Em tempos idos, para comemorar o Dia de Portugal, a Marinha de Guerra Portuguesa enviava navios para junto das Comunidades Portuguesas (França, Alemanha, Canadá, etc.). Ao navio onde eu estava embarcado em 1979, calhou como destino a França. A navegar em pleno Golfo da Biscaia, onde o mar está quase sempre agitado, avistámos quase na linha do horizonte um objecto que parecia a asa de uma pequena avioneta. O comandante decidiu inspeccioná-lo, rebocá-lo e içá-lo no navio para posterior entrega às autoridades. O Mestre mandou arriar o bote com motor fora-de-borda para ir ao local "laçar o bicho" com um cabo de 300 metros de comprimento que seria depois passado ao cabrestante (tipo de guincho) de ré para ser rebocado até ao navio.
A mim, coube-me a tarefa de guarnecer o bote com o Pereira e o Abrantes. Dos três, o Abrantes era o mais experiente. Eu era o mais inexperiente e ainda por cima estava a fazer o “baptismo” em águas internacionais e por isso, vulnerável a todo o tipo de praxes. O mar estava bravo e o bote, connosco a bordo, subia as cristas e caía nas cavas das vagas em poucos segundos, tal era a agitação!
Feitos ao mar, o Pereira ia desenrolando o cabo cuja extremidade tinha ficado a bordo para assim que a “avioneta” fosse "laçada" se iniciasse a manobra de recolha. Eu, nos intervalos das orações a S. Gregório (vomitar) ia pensando no modo de dar o nó no “aparelho”: se aquilo era um avião, onde raio é que eu ia passar o cabo? Certamente “aquilo” não teria nenhuma argola?! O Abrantes (o mais experiente) ao motor, ia manobrando o bote aparentando a calma de um marinheiro habituado a estas “festas”. Só que a meio do caminho, connosco a subirmos ao céu e a descermos ao inferno em segundos, por força das vagas, o Abrantes começou a gritar pela mãe. “Maldita vida! Se me apanho em terra vou-me embora desta porcaria!” – gritava ele.
Para mim, aquilo era conversa fiada: ele estava combinado com o Pereira, que não disse uma palavra durante toda a operação, para me “praxar”. De qualquer modo, com o colete de salvação envergado eu não teria problemas e ainda por cima a cerca de duzentos metros do navio, mesmo que não conseguisse nadar, tinha o cabo para agarrar e me aproximar de bordo – pensava eu.

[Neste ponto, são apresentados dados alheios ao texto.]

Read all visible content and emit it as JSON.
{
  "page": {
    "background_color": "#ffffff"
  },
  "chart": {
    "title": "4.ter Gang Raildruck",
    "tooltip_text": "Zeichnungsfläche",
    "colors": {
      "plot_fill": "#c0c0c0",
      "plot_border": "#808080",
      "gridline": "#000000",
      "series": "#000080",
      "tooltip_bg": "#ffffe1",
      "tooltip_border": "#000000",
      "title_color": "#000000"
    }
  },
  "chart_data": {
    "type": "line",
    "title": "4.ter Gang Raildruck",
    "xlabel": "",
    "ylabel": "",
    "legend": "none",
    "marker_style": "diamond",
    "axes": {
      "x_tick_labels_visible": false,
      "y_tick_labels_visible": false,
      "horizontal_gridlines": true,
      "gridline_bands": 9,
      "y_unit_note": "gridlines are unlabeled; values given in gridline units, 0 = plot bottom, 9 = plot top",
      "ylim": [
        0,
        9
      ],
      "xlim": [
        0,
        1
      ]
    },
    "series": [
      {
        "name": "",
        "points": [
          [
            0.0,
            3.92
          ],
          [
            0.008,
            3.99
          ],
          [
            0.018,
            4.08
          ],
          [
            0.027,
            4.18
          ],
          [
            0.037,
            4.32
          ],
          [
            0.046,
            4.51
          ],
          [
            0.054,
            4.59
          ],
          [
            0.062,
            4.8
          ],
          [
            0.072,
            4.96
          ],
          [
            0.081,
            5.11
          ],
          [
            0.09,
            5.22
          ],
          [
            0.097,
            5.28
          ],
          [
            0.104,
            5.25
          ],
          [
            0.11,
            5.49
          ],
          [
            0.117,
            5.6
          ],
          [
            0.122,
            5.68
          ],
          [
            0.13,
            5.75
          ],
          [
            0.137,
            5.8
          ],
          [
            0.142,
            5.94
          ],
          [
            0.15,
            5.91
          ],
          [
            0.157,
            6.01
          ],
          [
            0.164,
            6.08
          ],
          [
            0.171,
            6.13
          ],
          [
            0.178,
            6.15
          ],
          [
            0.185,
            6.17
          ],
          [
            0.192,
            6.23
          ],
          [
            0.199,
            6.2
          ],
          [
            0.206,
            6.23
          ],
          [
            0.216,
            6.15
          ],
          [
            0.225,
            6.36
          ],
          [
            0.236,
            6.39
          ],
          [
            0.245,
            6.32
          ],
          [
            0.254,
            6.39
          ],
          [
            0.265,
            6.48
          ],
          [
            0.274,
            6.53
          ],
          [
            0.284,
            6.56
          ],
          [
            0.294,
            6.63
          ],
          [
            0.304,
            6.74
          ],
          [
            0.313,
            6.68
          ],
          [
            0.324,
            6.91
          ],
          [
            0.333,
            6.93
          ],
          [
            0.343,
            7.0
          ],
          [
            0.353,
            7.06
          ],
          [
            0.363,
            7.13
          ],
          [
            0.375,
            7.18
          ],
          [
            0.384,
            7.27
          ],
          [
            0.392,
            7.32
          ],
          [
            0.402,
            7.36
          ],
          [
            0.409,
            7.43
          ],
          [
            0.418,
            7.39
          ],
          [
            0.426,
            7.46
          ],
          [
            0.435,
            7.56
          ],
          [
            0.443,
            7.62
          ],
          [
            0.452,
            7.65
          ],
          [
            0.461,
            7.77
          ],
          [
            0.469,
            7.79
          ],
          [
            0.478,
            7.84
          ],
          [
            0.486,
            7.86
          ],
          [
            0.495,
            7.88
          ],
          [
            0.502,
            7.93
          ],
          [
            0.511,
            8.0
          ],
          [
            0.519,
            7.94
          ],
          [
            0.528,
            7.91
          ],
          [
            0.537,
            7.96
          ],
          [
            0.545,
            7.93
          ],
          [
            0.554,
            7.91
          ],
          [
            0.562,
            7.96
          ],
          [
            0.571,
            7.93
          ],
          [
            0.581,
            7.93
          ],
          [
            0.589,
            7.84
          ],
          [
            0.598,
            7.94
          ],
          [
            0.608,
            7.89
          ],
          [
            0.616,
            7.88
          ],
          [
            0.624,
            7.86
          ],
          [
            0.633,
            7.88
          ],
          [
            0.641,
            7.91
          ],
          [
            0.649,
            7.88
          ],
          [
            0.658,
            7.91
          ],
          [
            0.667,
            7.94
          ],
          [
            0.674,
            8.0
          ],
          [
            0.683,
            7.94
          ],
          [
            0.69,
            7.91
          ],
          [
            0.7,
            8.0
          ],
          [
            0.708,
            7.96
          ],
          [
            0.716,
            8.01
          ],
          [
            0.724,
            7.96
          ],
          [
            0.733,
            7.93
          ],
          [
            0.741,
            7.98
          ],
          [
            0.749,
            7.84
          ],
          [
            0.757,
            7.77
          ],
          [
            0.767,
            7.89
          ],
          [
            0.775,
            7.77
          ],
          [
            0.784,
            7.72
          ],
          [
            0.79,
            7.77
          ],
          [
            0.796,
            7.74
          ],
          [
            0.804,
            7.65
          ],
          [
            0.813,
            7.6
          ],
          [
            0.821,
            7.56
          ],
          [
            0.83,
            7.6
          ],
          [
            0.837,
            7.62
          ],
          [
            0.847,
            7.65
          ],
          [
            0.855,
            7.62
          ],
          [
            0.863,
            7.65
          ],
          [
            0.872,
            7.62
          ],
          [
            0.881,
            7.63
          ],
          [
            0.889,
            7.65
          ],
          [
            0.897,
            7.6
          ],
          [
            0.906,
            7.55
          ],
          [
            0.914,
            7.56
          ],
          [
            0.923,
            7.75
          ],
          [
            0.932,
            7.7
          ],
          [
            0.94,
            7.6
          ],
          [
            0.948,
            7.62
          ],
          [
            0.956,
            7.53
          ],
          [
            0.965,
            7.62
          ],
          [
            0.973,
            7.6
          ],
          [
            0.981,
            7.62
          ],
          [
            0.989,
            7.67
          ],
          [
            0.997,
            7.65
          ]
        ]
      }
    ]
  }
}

À medida que nos aproximávamos da “avioneta” íamos tendo a sensação que, aquilo não era o que parecia. E não era efectivamente. Era uma gaivota de pedais, semi-afundada. O que ao longe parecia o extremo da asa, era a parte posterior de um dos flutuadores. Entre encontrões, subidas ao céu, descidas ao inferno e orações a S. Gregório, lá consegui com a ajuda do Pereira aplicar a “volta de fiel” à estrutura metálica que unia os dois flutuadores. Comunicámos com o navio informando-o do sucesso da operação pedindo autorização para regressar a bordo. O Abrantes continuava com as suas lamúrias. O Pereira, branco como a cal "rezava a S. Gregório" comigo. Eu, continuava desconfiado da intenção da praxe: não me aconteceu nada até agora, mas vai acontecer.
Mas não aconteceu. Vivi com essa dúvida até que um dia passados anos, encontrei o Abrantes em Aveiro, já “fora de perigo”. Fomos beber um copo para festejar o reencontro e voltámos à conversa sobre “a avioneta do Golfo da Biscaia”. Dizia ele: “Está calado, ó pá!… nunca tinha apanhado um cagaço tão grande!... Foi isso que me fez perder o gosto por aquela vida e vir embora”.
Afinal, o Abrantes não estava a brincar. Que tenha muita saúde!